If the requests are similar (i.e. don't have unique user data in them), it's best to put a high performance reverse proxy in front that has some caching. This way you don't have to execute lots of code for every request.
iirc there was a famous case where an outage occurred at a company using some least connection or least resource algorithm in the load balancers. The load balancer queue'd up requests and when a new server was brought online it immediately dos'd it out of existence. Then another server was brought online and the same thing occurred and another and another. They eventually switched to round-robin to give the new servers coming online a fighting chance to survive. Eventually, enough were online to process the queue.

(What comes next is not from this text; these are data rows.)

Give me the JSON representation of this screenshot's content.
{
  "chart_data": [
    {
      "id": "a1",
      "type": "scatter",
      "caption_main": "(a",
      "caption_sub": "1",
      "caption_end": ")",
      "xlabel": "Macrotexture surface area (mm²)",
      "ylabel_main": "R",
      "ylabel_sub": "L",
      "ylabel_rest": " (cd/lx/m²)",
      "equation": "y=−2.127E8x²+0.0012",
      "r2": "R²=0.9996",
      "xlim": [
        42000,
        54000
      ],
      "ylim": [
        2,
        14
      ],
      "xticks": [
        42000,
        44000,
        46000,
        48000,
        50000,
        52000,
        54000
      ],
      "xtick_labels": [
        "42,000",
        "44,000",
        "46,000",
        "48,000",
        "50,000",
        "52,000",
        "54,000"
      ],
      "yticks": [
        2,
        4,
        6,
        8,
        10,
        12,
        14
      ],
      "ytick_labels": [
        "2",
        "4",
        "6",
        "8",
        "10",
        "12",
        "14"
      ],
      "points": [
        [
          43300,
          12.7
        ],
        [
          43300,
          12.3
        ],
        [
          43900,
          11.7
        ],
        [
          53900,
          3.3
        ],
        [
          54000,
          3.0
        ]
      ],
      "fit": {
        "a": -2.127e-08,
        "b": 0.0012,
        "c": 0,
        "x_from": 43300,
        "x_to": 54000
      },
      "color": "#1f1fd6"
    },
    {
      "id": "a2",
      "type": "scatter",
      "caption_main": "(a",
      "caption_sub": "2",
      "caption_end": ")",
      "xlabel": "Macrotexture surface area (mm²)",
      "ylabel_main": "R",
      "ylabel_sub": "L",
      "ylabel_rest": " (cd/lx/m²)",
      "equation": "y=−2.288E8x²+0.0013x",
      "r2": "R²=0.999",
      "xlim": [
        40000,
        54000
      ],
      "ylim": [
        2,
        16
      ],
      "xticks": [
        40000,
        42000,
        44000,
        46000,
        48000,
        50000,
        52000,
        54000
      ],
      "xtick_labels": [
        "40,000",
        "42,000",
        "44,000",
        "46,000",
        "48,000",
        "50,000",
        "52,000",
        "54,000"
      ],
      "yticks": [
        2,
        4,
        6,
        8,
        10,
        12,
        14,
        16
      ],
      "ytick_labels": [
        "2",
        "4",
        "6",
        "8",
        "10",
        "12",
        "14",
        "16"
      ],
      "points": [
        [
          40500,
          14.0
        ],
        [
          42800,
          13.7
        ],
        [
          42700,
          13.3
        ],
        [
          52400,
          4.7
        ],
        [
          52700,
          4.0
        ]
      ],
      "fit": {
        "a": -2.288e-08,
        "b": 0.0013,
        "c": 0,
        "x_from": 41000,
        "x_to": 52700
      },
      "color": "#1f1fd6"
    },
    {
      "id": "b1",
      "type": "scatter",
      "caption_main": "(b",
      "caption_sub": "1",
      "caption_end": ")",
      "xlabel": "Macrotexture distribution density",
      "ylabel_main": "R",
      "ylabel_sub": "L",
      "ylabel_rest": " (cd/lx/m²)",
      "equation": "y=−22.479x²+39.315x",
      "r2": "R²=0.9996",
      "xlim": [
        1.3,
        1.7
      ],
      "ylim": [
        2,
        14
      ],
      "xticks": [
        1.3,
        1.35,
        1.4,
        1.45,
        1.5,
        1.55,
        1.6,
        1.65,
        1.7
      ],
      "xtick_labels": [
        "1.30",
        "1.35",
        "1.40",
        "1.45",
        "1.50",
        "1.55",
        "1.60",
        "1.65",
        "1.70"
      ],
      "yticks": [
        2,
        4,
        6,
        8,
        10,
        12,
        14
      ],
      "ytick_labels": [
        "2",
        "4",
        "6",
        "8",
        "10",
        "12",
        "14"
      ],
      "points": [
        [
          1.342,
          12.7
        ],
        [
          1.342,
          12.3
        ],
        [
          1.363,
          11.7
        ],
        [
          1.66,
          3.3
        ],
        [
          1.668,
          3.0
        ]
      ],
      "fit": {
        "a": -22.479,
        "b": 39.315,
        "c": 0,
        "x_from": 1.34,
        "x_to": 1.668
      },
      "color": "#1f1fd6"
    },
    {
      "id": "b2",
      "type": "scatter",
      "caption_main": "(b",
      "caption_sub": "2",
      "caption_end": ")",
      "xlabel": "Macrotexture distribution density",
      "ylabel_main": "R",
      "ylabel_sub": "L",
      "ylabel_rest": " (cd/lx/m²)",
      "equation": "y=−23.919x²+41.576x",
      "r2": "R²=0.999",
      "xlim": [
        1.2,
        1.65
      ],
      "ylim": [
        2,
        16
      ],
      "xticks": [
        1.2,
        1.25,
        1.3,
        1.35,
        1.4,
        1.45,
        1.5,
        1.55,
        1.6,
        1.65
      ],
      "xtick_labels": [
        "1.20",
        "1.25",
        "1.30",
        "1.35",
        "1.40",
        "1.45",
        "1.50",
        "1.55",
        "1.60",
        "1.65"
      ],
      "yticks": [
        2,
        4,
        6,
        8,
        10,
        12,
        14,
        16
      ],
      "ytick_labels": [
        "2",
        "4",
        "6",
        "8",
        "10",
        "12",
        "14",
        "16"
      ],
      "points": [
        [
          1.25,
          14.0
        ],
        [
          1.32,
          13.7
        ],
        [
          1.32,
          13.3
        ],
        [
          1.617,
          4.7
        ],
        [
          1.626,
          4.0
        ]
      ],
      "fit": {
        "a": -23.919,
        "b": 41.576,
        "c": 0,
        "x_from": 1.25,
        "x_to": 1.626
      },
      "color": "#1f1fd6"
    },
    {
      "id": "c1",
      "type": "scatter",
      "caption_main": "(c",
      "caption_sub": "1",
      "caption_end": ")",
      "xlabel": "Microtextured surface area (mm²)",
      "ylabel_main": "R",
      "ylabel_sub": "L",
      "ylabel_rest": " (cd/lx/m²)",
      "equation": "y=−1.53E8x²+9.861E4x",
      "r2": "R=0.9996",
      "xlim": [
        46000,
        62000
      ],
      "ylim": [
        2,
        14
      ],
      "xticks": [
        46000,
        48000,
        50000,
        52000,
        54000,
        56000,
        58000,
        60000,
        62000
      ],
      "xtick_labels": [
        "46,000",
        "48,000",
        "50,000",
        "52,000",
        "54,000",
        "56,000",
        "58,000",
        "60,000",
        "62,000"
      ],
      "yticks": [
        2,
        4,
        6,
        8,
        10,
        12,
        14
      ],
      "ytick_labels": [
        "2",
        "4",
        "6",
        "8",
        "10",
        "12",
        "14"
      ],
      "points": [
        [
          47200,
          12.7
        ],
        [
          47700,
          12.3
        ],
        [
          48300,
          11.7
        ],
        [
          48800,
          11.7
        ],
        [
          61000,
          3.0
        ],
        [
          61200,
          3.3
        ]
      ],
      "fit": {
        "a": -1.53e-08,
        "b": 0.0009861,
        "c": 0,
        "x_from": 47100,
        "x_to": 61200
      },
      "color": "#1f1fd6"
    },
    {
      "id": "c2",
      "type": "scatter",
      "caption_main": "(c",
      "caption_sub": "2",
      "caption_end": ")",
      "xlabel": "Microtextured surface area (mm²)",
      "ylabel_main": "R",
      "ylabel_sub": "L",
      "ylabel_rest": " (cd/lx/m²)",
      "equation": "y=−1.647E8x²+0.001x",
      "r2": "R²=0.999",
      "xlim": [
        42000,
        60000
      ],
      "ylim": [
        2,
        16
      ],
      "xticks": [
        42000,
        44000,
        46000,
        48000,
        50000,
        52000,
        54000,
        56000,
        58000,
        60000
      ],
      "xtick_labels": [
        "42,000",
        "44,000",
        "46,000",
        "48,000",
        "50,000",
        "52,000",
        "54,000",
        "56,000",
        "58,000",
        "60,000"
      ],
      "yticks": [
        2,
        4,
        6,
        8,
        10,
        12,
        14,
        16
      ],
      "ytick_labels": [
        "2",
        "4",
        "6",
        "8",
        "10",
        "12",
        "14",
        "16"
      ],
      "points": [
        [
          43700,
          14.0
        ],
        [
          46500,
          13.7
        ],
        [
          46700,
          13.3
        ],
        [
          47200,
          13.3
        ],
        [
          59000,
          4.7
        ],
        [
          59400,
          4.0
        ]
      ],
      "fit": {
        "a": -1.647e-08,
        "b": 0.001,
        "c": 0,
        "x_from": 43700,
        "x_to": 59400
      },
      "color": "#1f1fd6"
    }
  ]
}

the take away was complex load balancing can make problems worse when bad things happen unexpectedly.
Just throwing another positive comment into the fray: Amazing work on this article. Informative, and easy to digest despite being a complex subject. Well done! I learned a lot from this article.
I used https://pixijs.com/. This was my first project with it and it was really nice to use. I fell in to a few traps here and there, but generally it wasn't too bad to get the results I wanted with it. :)
Yeah, it does! There are a few options, I’ll mention 2:
1. You can use DNS to return IP addresses to multiple load balancers.
2. You can have N load balancers that are themselves behind another, beefier load balancer.
Plenty of other magical things that have been done to solve this problem, but I think those 2 are quite common and flow naturally from the ideas the post covers.
Queuing theory is nice, but then again its completely abstract and mathematical. Real life issues get in the way.
In particular: for many parallelization problems, its simply not worth the effort to ever load balance. Tasks are too small and the "time spent calculating where to go" is more expensive than just accomplishing the task to begin with. (Ex: Matrix multiplication can be seen as a parallelization of multiplies, followed by a set of additions. The multiplies are too cheap to perform any form of load-balancing, executing in just one clock tick).
So in reality, we have "fine grained parallelism", and "coarse grained parallelism". Coarse grained is where load balancing is feasible (the task is "big enough" that its worth spending a bit of CPU time figuring out load balancing).
"Fine grained" is very difficult, and is in the realm of CPU design (CPUs will execute your instructions out-of-order to discover parallelism)... though software also plays a role.
----------
That being said, I probably should study more queuing theory myself. The math seems less about "how to design a good parallel system" and more focused on "how to measure a parallel system" (ex: throughput * latency == state... which means you can measure latency == state/throughput, and other such mathematical tricks).
The math is simple, albeit abstract. Its not there for "deeper understanding", its there for "even basic understanding" (but much much faster to calculate if you already know queuing theory).